Furthermore, in the trial, more invasive breast cancers were detected in the study group than in the control group. Thus, more diagnoses have been moved forward in time in the study group than in the control group and then, more breast cancer deaths from cancers diagnosed in trial can be expected in the study group. An alternative would be to compare the number of breast cancer deaths from all breast cancers (during a certain follow-up period). However, after the trial, everyone receives usual care (triennial screening), resulting in a dilution of the effect on mortality. Both comparisons will lead to an underestimation of the effect of more frequent screening (i.e., a bias towards an RR of 1).

The results of the available observational studies are somewhat contradictory on the effect of shortening the screening interval. For example, two retrospective studies showed similar prognostic factors for women screened annually vs biennially (White et al, 2004; Wai et al, 2005). However, two other studies found that women who were screened annually had breast tumours that were smaller and less advanced than those who were screened every other year (Field et al, 1998; Hunt et al, 1999). Furthermore, six independent models showed that there is some benefit when moving from biennial to annual screening, although the benefit diminished (i.e., the benefit of moving from biennial to annual screening is smaller than that of moving from no screening to biennial screening). For example, 68–90% of the benefit is maintained when moving from annual to biennial screening scenarios for women aged 50–69 years (Mandelblatt et al, 2009). Thus, the benefit of screening every year is not three times as large as screening carried out once in every 3 years. The associated harms and costs also have to be taken into account when determining the optimal screening frequency and increases more steeply with more frequent screening than the benefits.

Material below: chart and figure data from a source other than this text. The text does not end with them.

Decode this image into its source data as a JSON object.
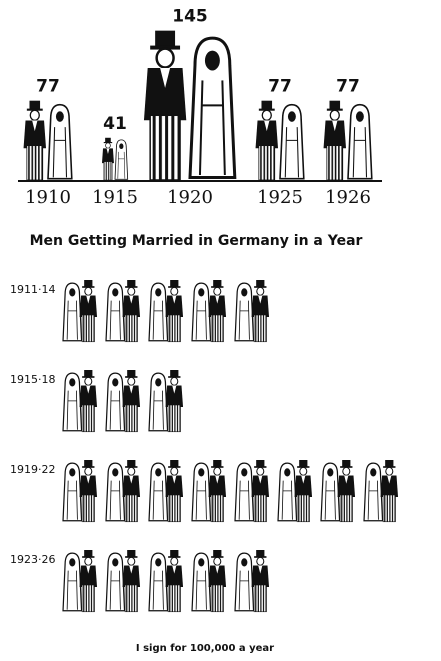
{
  "title": "Men Getting Married in Germany in a Year",
  "chart_data": [
    {
      "type": "scaled-pictogram",
      "categories": [
        "1910",
        "1915",
        "1920",
        "1925",
        "1926"
      ],
      "values": [
        77,
        41,
        145,
        77,
        77
      ],
      "color": "#111111"
    },
    {
      "type": "pictogram",
      "categories": [
        "1911·14",
        "1915·18",
        "1919·22",
        "1923·26"
      ],
      "values": [
        5,
        3,
        8,
        5
      ],
      "color": "#111111",
      "note": "I sign for 100,000 a year"
    }
  ]
}
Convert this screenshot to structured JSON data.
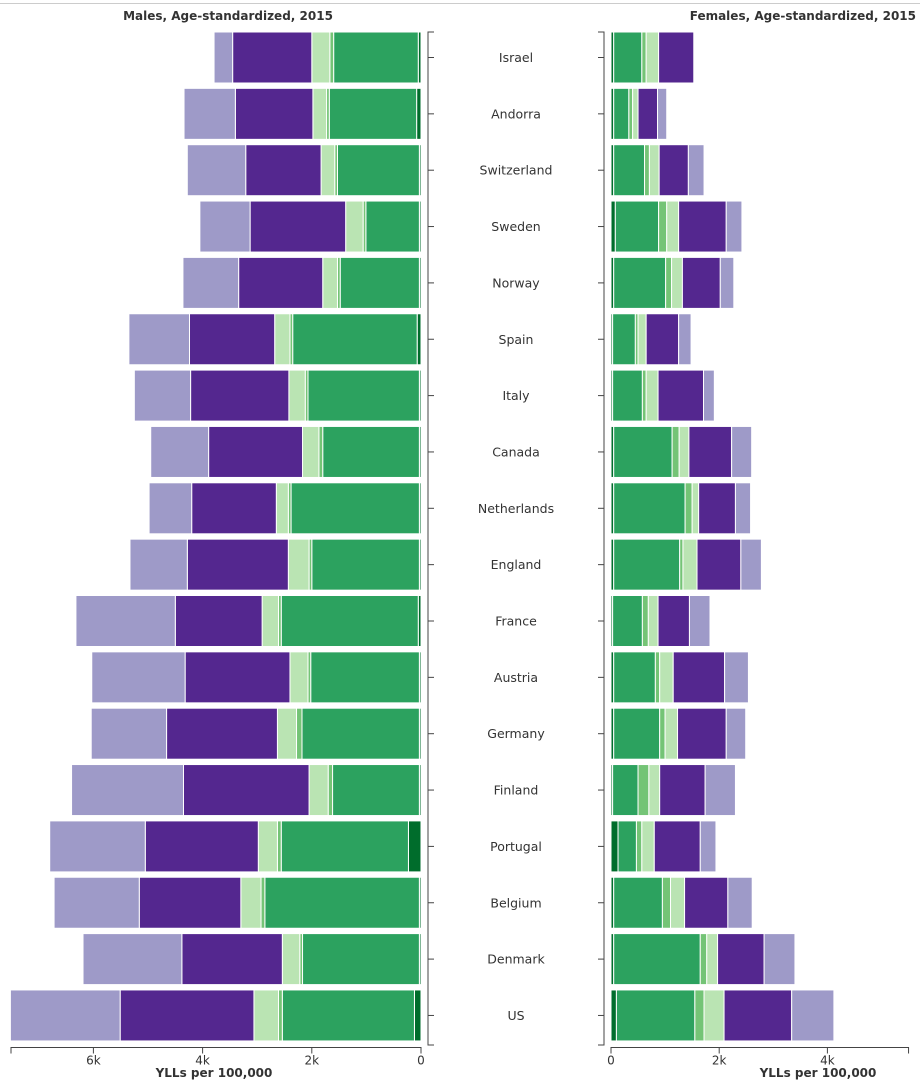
{
  "chart_data": {
    "type": "bar",
    "orientation": "horizontal-diverging",
    "categories": [
      "Israel",
      "Andorra",
      "Switzerland",
      "Sweden",
      "Norway",
      "Spain",
      "Italy",
      "Canada",
      "Netherlands",
      "England",
      "France",
      "Austria",
      "Germany",
      "Finland",
      "Portugal",
      "Belgium",
      "Denmark",
      "US"
    ],
    "colors": [
      "#006d2c",
      "#2ca25f",
      "#74c476",
      "#bae4b3",
      "#54278f",
      "#9e9ac8"
    ],
    "panels": [
      {
        "title": "Males, Age-standardized, 2015",
        "xlabel": "YLLs per 100,000",
        "xlim": [
          0,
          7500
        ],
        "ticks": [
          0,
          2000,
          4000,
          6000
        ],
        "tick_labels": [
          "0",
          "2k",
          "4k",
          "6k"
        ],
        "segments": [
          [
            50,
            1550,
            70,
            330,
            1450,
            340
          ],
          [
            80,
            1600,
            50,
            250,
            1420,
            940
          ],
          [
            30,
            1500,
            50,
            250,
            1380,
            1070
          ],
          [
            30,
            980,
            50,
            320,
            1750,
            920
          ],
          [
            30,
            1450,
            50,
            270,
            1540,
            1020
          ],
          [
            70,
            2280,
            50,
            280,
            1560,
            1110
          ],
          [
            30,
            2040,
            50,
            300,
            1800,
            1030
          ],
          [
            30,
            1770,
            70,
            300,
            1720,
            1060
          ],
          [
            30,
            2350,
            50,
            220,
            1550,
            780
          ],
          [
            30,
            1970,
            50,
            380,
            1850,
            1050
          ],
          [
            50,
            2510,
            50,
            300,
            1590,
            1820
          ],
          [
            30,
            1990,
            50,
            330,
            1920,
            1710
          ],
          [
            30,
            2150,
            100,
            350,
            2030,
            1380
          ],
          [
            30,
            1590,
            80,
            350,
            2300,
            2050
          ],
          [
            230,
            2330,
            70,
            350,
            2070,
            1750
          ],
          [
            30,
            2830,
            70,
            370,
            1860,
            1560
          ],
          [
            30,
            2140,
            50,
            320,
            1840,
            1810
          ],
          [
            120,
            2420,
            70,
            450,
            2450,
            2010
          ]
        ]
      },
      {
        "title": "Females, Age-standardized, 2015",
        "xlabel": "YLLs per 100,000",
        "xlim": [
          0,
          5500
        ],
        "ticks": [
          0,
          2000,
          4000
        ],
        "tick_labels": [
          "0",
          "2k",
          "4k"
        ],
        "segments": [
          [
            50,
            520,
            80,
            230,
            650,
            0
          ],
          [
            50,
            280,
            70,
            100,
            360,
            170
          ],
          [
            50,
            570,
            90,
            180,
            540,
            290
          ],
          [
            80,
            800,
            150,
            220,
            880,
            290
          ],
          [
            50,
            960,
            110,
            200,
            700,
            250
          ],
          [
            30,
            420,
            50,
            150,
            600,
            230
          ],
          [
            30,
            550,
            70,
            220,
            840,
            200
          ],
          [
            50,
            1080,
            130,
            180,
            790,
            370
          ],
          [
            50,
            1320,
            130,
            120,
            680,
            280
          ],
          [
            50,
            1220,
            60,
            260,
            810,
            380
          ],
          [
            30,
            550,
            110,
            180,
            580,
            380
          ],
          [
            50,
            770,
            80,
            250,
            950,
            440
          ],
          [
            50,
            850,
            100,
            230,
            900,
            360
          ],
          [
            30,
            470,
            200,
            200,
            840,
            560
          ],
          [
            130,
            340,
            100,
            230,
            850,
            290
          ],
          [
            50,
            900,
            150,
            260,
            800,
            450
          ],
          [
            50,
            1600,
            120,
            200,
            860,
            570
          ],
          [
            100,
            1450,
            170,
            370,
            1250,
            780
          ]
        ]
      }
    ]
  }
}
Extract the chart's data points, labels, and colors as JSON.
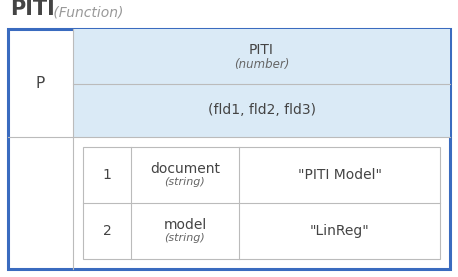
{
  "title_main": "PITI",
  "title_sub": " (Function)",
  "outer_border_color": "#3a6bbf",
  "outer_border_lw": 2.2,
  "inner_border_color": "#bbbbbb",
  "inner_border_lw": 0.8,
  "bg_white": "#ffffff",
  "bg_blue": "#daeaf6",
  "p_label": "P",
  "header_name": "PITI",
  "header_type": "(number)",
  "param_label": "(fld1, fld2, fld3)",
  "rows": [
    {
      "num": "1",
      "name": "document",
      "type": "(string)",
      "value": "\"PITI Model\""
    },
    {
      "num": "2",
      "name": "model",
      "type": "(string)",
      "value": "\"LinReg\""
    }
  ],
  "fig_w": 4.58,
  "fig_h": 2.77,
  "dpi": 100
}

In conclusion, the present study suggests that there is benefit in terms of a mortality reduction of shortening the screening interval from 3 years to 1 year. However, the benefit is probably not large enough to start annual screening (Boer et al, 1998). At the same time, there seems to be no reason to abolish the 2-year interval currently used in most European screening programmes. For these programmes, benefits in terms of mortality reductions have been shown (Otto et al, 2003; Tabar et al, 2003).